Saturday, 22 January 2011

Define thyself.

I’ve been AWOL for a bit due to more hours at work. It’s still not full time, but the travel and the early mornings (ergo, early nights) have meant that I haven’t fancied sitting down in the front of the computer more than I have to. I’ve also had less time for reading, but I will have a review up on VL this week. I’m also planning a big one for mid February – comparing a 15th century text with its modern-day counterpart. I shall say no more till then…

Apart from that, I’ve been wondering the last week or so about definitions. How do you define yourself? It’s pretty important really. Your definition of yourself affects how you approach the world. But who can define themselves in one word? There’s probably a handful of words that you would use to define yourself, to say “This is the person I am” – cheerful, ugly, intelligent, happy, pessimist, sexy, creative, lucky. But do you also define yourself by what you do, by your job?

When I was at uni, despite also working at least two days a week I defined myself as a “student” because that’s what I was. I was only working in retail because I was a student. As I’m currently working 4 days a week as a receptionist and my days of being a student are over, I’m wondering how I’d define myself now. Say I get talking to someone in a bar and they ask “And what do you do?” How would I respond? I would probably say, “I’m a receptionist,” because that’s what I am, that’s what I’m paid for. I’m also not very comfortable telling strangers “I’m a writer.” You inevitably face the “Have I read anything of yours then?” question which can be very embarrassing if, like me, you’ve only had a couple of short stories and poems published. The only person who has read my complete published works is my Mum. An unpublished novel is not half as impressive once people realise that it’s just unpublished, not unpublished-at-the-moment-but-it’s-due-out-in-March.

But in my heart, I don’t consider myself a receptionist. It’s what I do to earn money, to pay bills, buy clothes, books and paper. It is not who I am. In my heart I am a writer. I write every day, even it’s just my diary. No, I’m not a career writer. I don’t have things regularly published and it doesn’t pay my bills. But I think about it constantly. My characters live in my head. I will write on anything, including my arms, in the middle of the night when I can’t find my notebook (everyone knows when this has happened because it ends up on my face) When I’m in the bath, I chatter away into a Dictaphone (the best present ever for someone who narrates long passages when up to her neck in bubble bath and then can’t remember a word of it when she can touch her notebook without water logging it). I read books and have one of three reactions:

1. Here’s where I think they went wrong...

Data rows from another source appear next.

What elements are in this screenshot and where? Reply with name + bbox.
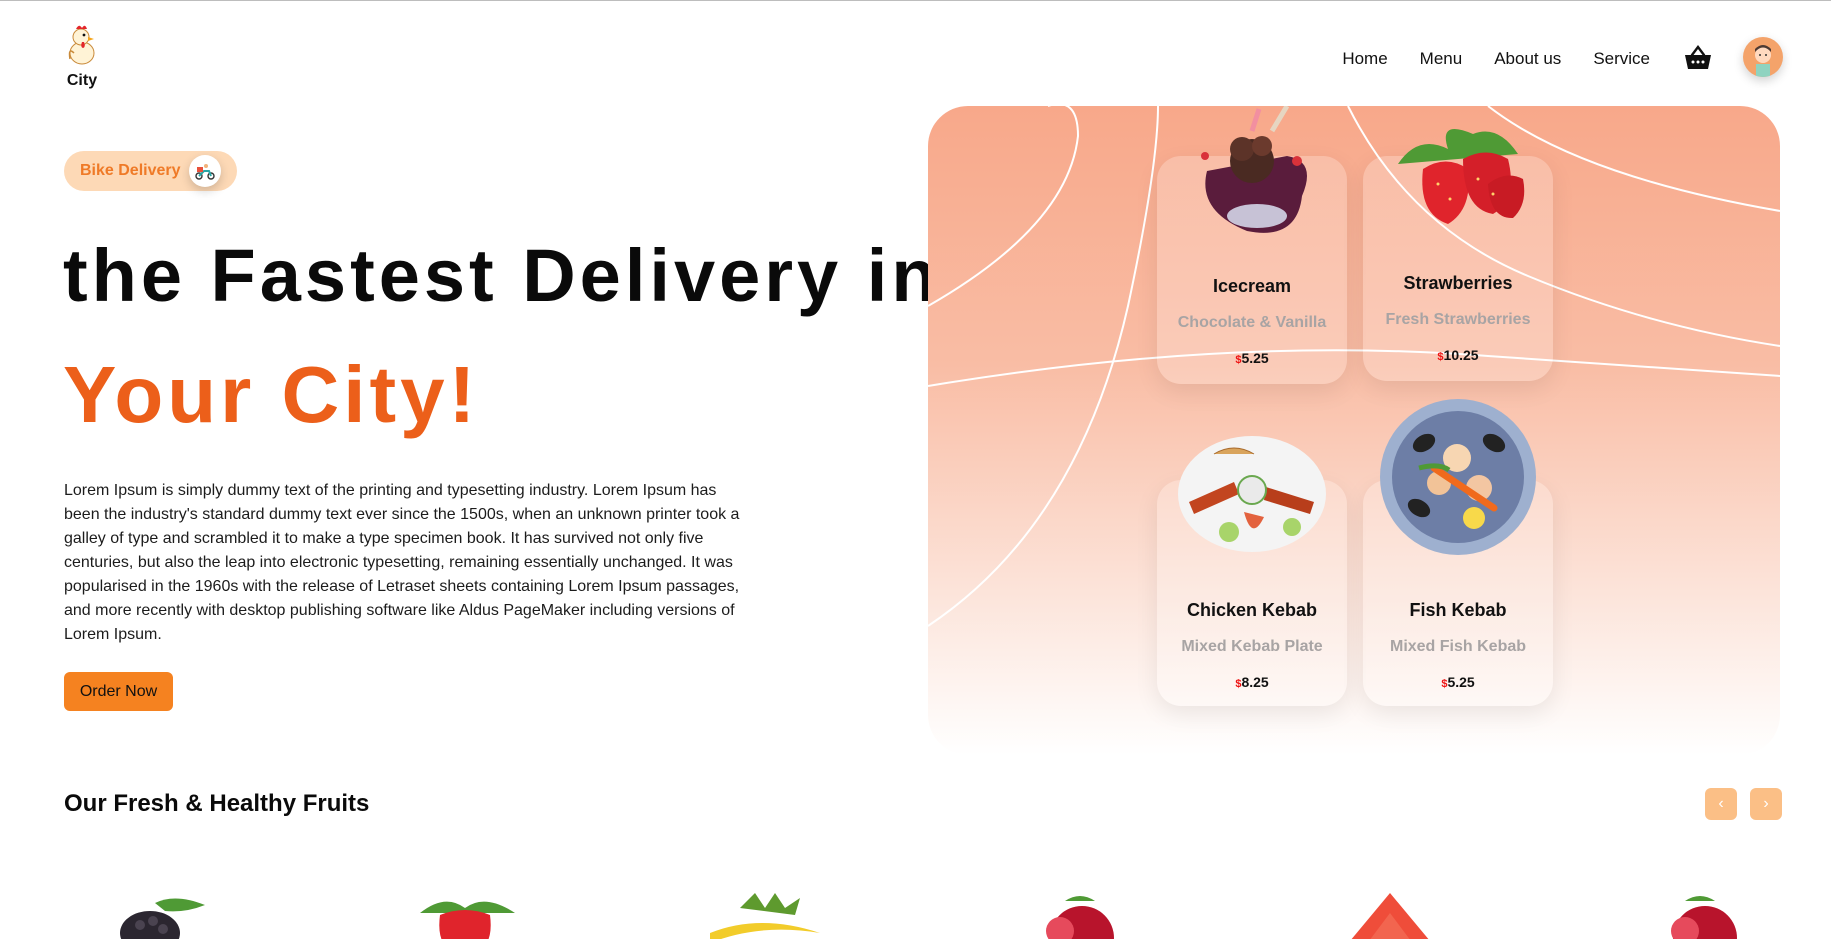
card-subtitle: Chocolate & Vanilla (1177, 314, 1327, 331)
card-price: $5.25 (1363, 674, 1553, 690)
fruits-section-title: Our Fresh & Healthy Fruits (64, 790, 370, 817)
main-nav: Home Menu About us Service (1310, 37, 1783, 79)
nav-home[interactable]: Home (1342, 49, 1387, 69)
menu-card-fish-kebab[interactable]: Fish Kebab Mixed Fish Kebab $5.25 (1363, 399, 1553, 706)
hero-title-line2: Your City! (63, 350, 480, 439)
price-value: 5.25 (1447, 674, 1475, 690)
order-now-button[interactable]: Order Now (64, 672, 173, 711)
price-value: 8.25 (1241, 674, 1269, 690)
featured-panel: Icecream Chocolate & Vanilla $5.25 Straw… (928, 106, 1780, 755)
card-price: $8.25 (1157, 674, 1347, 690)
brand-name: City (66, 72, 98, 89)
pomegranate-image (1046, 896, 1114, 939)
blackberry-image (120, 898, 205, 939)
nav-about-us[interactable]: About us (1494, 49, 1561, 69)
menu-card-strawberries[interactable]: Strawberries Fresh Strawberries $10.25 (1363, 129, 1553, 381)
bike-delivery-badge: Bike Delivery (64, 151, 237, 191)
user-avatar-icon (1755, 45, 1771, 77)
fish-kebab-image (1380, 399, 1536, 555)
chicken-logo-icon (68, 25, 95, 65)
user-avatar[interactable] (1743, 37, 1783, 77)
card-name: Fish Kebab (1409, 600, 1507, 620)
nav-service[interactable]: Service (1593, 49, 1650, 69)
delivery-scooter-icon (189, 155, 221, 187)
card-subtitle: Mixed Fish Kebab (1389, 638, 1527, 655)
card-price: $5.25 (1157, 350, 1347, 366)
card-name: Icecream (1212, 276, 1292, 296)
badge-label: Bike Delivery (80, 162, 181, 179)
fruits-prev-button[interactable]: ‹ (1705, 788, 1737, 820)
card-name: Chicken Kebab (1186, 600, 1318, 620)
watermelon-image (1351, 893, 1429, 939)
strawberries-image (1398, 129, 1525, 224)
hero-title-line1: the Fastest Delivery in (63, 234, 941, 317)
strawberry-image (420, 901, 515, 939)
hero-description: Lorem Ipsum is simply dummy text of the … (64, 482, 740, 643)
price-value: 10.25 (1443, 347, 1479, 363)
card-name: Strawberries (1403, 273, 1513, 293)
menu-card-icecream[interactable]: Icecream Chocolate & Vanilla $5.25 (1157, 106, 1347, 384)
pomegranate-image-2 (1671, 896, 1737, 939)
header: City Home Menu About us Service (0, 1, 1831, 97)
icecream-image (1201, 106, 1307, 233)
nav-menu[interactable]: Menu (1420, 49, 1463, 69)
card-subtitle: Fresh Strawberries (1385, 311, 1531, 328)
banana-image (710, 893, 820, 939)
basket-icon[interactable] (1683, 45, 1713, 71)
card-price: $10.25 (1363, 347, 1553, 363)
fruits-next-button[interactable]: › (1750, 788, 1782, 820)
chicken-kebab-image (1178, 436, 1326, 552)
brand-logo[interactable]: City (62, 23, 102, 89)
menu-card-chicken-kebab[interactable]: Chicken Kebab Mixed Kebab Plate $8.25 (1157, 436, 1347, 706)
decorative-curves (928, 106, 1780, 627)
card-subtitle: Mixed Kebab Plate (1181, 638, 1323, 655)
price-value: 5.25 (1241, 350, 1269, 366)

2. Hmmm, I would have done this… (believe it or not, but that’s the genesis of Novel Number 1).

3. That was brilliant, I wish I had written it.

Even if my published tally remains a couple of short stories and poems, I won’t stop writing. If you told me I’d never publish another word I’d still write because I wouldn’t know what to do with myself otherwise. I’d have to take up… oh, I don’t know. Oil painting. Dog breeding. Pottery.

So, should you ever meet me in a bar and I say I’m a receptionist, remember how I really define myself:

Londoner. Vegetarian. Optimist. Passionate. Writer.


  1. I think your passion will out - it is easy for someone of my elegant age to say you make things happen, but you do - actually I had to swallow my tongue to say that - however, don't worry where you are, keep going for your goals. I don't suppose your friends give a flying ferret for your present position but they will be lapping at your table once your talent is recognised. (Me too.)

  2. DOT, you put a smile on my face on an otherwise grim and grey morning. Thank you!